Header image for Interrobang article CREDIT: WORDFIRE, INC., AND PRATT MUSIC (2015)
With a single drop of blood, Marinda Peake can get your entire life story. The trick is to make it one worthy of Clockwork Lives.

Written by Kevin J. Anderson and Neil Peart, Clockwork Lives tells the story of Marinda Peake, a young woman who was living a perfectly content life. Was, that is, until her father died. As his last wish he sent her on a wild quest to collect enough stories to fill a leather-bound book, a book called Clockwork Lives.

With pages treated by an alchemical solution, all it takes is a single drop of blood for a person’s entire story to appear on the pages, the true and compact version, anyway. Marinda quickly discovers a problem; most people’s lives are only a paragraph or two long. Realizing that all the lives from her small town will only fill a few pages, she sets off, and her own story immediately becomes far more interesting.

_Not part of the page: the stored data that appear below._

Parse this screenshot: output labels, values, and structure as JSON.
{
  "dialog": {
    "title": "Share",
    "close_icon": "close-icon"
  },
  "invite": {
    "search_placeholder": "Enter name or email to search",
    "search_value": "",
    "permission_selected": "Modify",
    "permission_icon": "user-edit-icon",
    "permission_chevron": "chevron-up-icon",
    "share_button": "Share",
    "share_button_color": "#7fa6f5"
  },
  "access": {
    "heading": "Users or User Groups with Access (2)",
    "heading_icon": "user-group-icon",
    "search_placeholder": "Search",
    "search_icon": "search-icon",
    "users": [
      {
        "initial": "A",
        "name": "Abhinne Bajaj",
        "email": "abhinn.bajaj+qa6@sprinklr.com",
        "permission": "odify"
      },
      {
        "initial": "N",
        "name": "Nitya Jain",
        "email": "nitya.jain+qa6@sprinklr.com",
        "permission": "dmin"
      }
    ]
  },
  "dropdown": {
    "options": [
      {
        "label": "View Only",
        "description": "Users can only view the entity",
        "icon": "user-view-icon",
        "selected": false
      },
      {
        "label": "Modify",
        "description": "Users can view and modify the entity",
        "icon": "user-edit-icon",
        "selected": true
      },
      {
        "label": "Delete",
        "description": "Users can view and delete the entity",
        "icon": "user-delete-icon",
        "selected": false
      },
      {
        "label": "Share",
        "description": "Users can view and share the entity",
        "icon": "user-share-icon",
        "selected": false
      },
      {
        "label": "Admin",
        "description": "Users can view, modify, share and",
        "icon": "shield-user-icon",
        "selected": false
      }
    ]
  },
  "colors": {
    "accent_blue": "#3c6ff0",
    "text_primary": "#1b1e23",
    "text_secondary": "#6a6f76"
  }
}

The collection of stories that weave through Clockwork Lives are a large part of the books charm. Captivating tales of love and loss, often interconnected in surprising ways, sprawled across the pages with their own type of magic. As Marinda and the reader learn these stories, a certain amount of personal growth is almost inevitable. A hunger for more tales, more wonders, grows stronger and stronger.

Saying the stories are captivating fails to really convey the reality of the words. Each tale is one of true passion, clearly written by someone who understands what it is to feel that all-consuming love of a thing in one’s soul. This is most clear in The Percussor’s Tale, where music you can’t hear seems to float off the page, surrounding the reader in the drumbeats of the universe.

There’s also a clear understanding that no one is defined by a disability. The Percussor, a man with a degenerative nerve disease, invents a machine to play the music he cannot. The Astronomer, paraplegic after a fall broke his back, had designed a perfect working model of the solar system. Their conditions are part of them, yes, but only a small part compared to the wonders of their minds and hearts.

Not only are the stories amazing, they’re also accompanied by gorgeous illustrations by Nick Robles. In one image, Robles manages to capture the pure essence of an individual’s passion and life. Stylistically perfect, these illustrations add something beyond words to an already incredible collection.

Each tale in Clockwork Lives demonstrates an overarching theme; we are all human, and it’s our passions that make our stories great. Those who are content, who live a typical life and never dream of more, only get a sentence or two. It’s only through our trials and dreams that we get a longer story. It’s only by imagining the unimaginable, and then reaching for it, that we give meaning to our lives.

With a combination of short stories and overarching plot, Clockwork Lives provides insight into the nature of humanity, into what makes us more and what makes us the same. With every page, one thing is abundantly clear: this is a book that demands to be read.